However, the bank said PPI claim levels increased following a recent advertising campaign launched by the Financial Conduct Authority. George Culmer, finance director of Lloyds, said “of course there is a risk” that the bank will have to provision more as there are “three more advertising campaigns to come”, but noted that the bank has about £2.3bn of its PPI pot that has not yet been spent.

The bank is also dealing with a scandal over the treatment of former HBOS customers who say their businesses were crippled by the bank before it was acquired by Lloyds in 2009.

Lloyds made no “other conduct provisions” in the third quarter. This meant statutory profit was less affected by one-off costs. Stripping out one-off items, the bank reported an underlying profit of £2.1bn, up from £1.9bn in the same period a year ago.

The strong results spurred the bank to upgrade its forecast for the amount of capital it expected to generate this year. Gary Greenwood, an analyst at Shore Capital, said: “We think this should give the market confidence around dividend expectations.”

It said it expected the net interest margin — a key figure of profitability — to be around 2.85 per cent at year-end. Mr Horta-Osório said: “In the first nine months of the year we have delivered strong financial performance with increased underlying and statutory profit, a significant improvement in returns and strong capital generation.”

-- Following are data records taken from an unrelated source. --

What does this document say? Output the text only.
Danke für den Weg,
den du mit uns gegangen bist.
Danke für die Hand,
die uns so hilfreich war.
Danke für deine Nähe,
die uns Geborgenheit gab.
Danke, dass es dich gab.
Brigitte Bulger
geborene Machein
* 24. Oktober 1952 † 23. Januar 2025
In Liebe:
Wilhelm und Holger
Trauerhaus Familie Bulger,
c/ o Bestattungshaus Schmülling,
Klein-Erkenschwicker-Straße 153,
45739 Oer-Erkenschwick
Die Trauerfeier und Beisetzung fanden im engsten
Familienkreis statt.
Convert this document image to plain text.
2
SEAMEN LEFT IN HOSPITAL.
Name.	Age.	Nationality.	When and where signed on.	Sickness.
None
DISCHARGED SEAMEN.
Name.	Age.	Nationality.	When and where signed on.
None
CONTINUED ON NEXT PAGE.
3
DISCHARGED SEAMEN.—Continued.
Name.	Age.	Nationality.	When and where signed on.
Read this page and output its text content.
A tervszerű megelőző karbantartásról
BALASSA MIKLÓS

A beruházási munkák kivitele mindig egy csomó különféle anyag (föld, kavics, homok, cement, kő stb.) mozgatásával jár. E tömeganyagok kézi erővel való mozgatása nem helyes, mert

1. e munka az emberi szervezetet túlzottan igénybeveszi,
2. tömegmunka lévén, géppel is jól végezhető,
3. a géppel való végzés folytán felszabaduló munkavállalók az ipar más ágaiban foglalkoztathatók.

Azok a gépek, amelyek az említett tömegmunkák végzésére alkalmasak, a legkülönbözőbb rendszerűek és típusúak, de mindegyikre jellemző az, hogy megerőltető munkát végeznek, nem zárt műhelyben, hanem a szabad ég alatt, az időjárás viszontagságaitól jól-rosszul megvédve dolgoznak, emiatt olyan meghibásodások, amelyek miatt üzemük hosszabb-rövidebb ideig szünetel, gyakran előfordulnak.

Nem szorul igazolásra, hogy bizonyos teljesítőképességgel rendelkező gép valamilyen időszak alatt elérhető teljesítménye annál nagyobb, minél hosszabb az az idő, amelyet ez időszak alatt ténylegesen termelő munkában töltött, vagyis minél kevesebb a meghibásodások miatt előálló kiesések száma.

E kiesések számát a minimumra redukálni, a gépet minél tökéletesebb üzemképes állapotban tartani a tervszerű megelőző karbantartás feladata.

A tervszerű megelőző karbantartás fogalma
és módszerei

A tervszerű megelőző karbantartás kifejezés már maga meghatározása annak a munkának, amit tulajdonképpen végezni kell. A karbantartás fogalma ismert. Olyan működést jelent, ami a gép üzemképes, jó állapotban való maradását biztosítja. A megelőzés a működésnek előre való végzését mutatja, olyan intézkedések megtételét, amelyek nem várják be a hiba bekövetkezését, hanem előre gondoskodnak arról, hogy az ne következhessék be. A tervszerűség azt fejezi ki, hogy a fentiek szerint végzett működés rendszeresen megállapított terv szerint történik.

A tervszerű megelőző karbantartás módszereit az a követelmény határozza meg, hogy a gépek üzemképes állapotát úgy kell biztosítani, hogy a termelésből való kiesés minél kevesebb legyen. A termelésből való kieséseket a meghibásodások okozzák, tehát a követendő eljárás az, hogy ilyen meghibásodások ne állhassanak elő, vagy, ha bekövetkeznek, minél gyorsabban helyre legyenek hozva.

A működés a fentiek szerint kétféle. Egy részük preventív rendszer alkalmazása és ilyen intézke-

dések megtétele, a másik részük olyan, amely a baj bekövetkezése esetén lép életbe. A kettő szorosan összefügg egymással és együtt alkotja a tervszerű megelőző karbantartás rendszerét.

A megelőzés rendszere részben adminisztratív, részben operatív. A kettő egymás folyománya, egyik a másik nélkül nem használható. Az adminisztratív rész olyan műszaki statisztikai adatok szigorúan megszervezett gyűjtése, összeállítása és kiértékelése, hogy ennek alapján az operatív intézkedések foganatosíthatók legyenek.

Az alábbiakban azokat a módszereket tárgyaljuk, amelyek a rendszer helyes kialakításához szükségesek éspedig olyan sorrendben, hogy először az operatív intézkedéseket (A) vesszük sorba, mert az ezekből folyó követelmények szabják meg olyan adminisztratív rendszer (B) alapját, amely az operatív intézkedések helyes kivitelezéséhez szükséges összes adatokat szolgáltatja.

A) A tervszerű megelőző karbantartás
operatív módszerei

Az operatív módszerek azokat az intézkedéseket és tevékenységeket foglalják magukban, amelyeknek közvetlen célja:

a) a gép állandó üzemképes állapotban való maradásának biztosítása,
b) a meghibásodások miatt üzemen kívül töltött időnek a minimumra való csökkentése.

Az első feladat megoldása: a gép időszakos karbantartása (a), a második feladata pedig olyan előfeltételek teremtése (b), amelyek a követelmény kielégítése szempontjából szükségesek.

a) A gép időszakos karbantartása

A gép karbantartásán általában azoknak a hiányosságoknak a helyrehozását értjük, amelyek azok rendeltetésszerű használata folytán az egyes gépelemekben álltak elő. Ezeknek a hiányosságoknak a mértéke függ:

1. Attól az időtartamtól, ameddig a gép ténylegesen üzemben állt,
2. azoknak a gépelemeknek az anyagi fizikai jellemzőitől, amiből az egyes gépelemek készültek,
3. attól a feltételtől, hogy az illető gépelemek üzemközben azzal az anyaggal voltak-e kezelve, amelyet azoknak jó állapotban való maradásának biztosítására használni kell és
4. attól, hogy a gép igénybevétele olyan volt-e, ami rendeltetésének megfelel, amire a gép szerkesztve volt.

Lloyds said the UK housing market “has been resilient” and overall credit performance in its mortgage business remains stable. The bank, which has recently pushed into consumer credit, said its motor finance unit has a “stable credit performance”, while its credit card book has seen reductions in persistent debt.

The comments follow concern among regulators over the rapid rise of consumer credit, which is growing at an annual rate of about 10 per cent.

Mr Horta-Osório said “there has been some softening in consumer confidence and spending following the recent depreciation of sterling and rise in inflation”. He said he did not expect a possible interest rate increase next month would “put any stress in the economy” as rates were at a record low.

Lloyds posted an 8 per cent increase in total income to £4.6bn. The bank’s net interest margin — the difference between the interest it receives from lending and the amount it pays out, relative to assets — improved to 2.9 per cent in the third quarter, up from 2.7 per cent in the same period a year ago.

Profit was also partly driven by slightly lower costs, with the cost-income ratio falling to 46 per cent, from 47.5 per cent a year ago. Lloyds has accelerated efforts to remove jobs and close branches over the past few years, targeting £1.4bn of savings by the end of 2017.

It is part of a broader push by Mr Horta-Osório to lower expenses and digitise the bank for the future.

The bank said that it hit £1.3bn of its savings target at the end of September, as it “continues to invest significant amounts in developing its digital capability and further simplifying its processes”.

The chief executive is aiming to unveil his third strategic review at the start of next year. He is expected to outline his focus on expanding into the retirement and financial planning market, and growing in lending to SMEs.

The bank also boosted its capital buffers — common equity tier one ratio — to 14.1 per cent post dividend.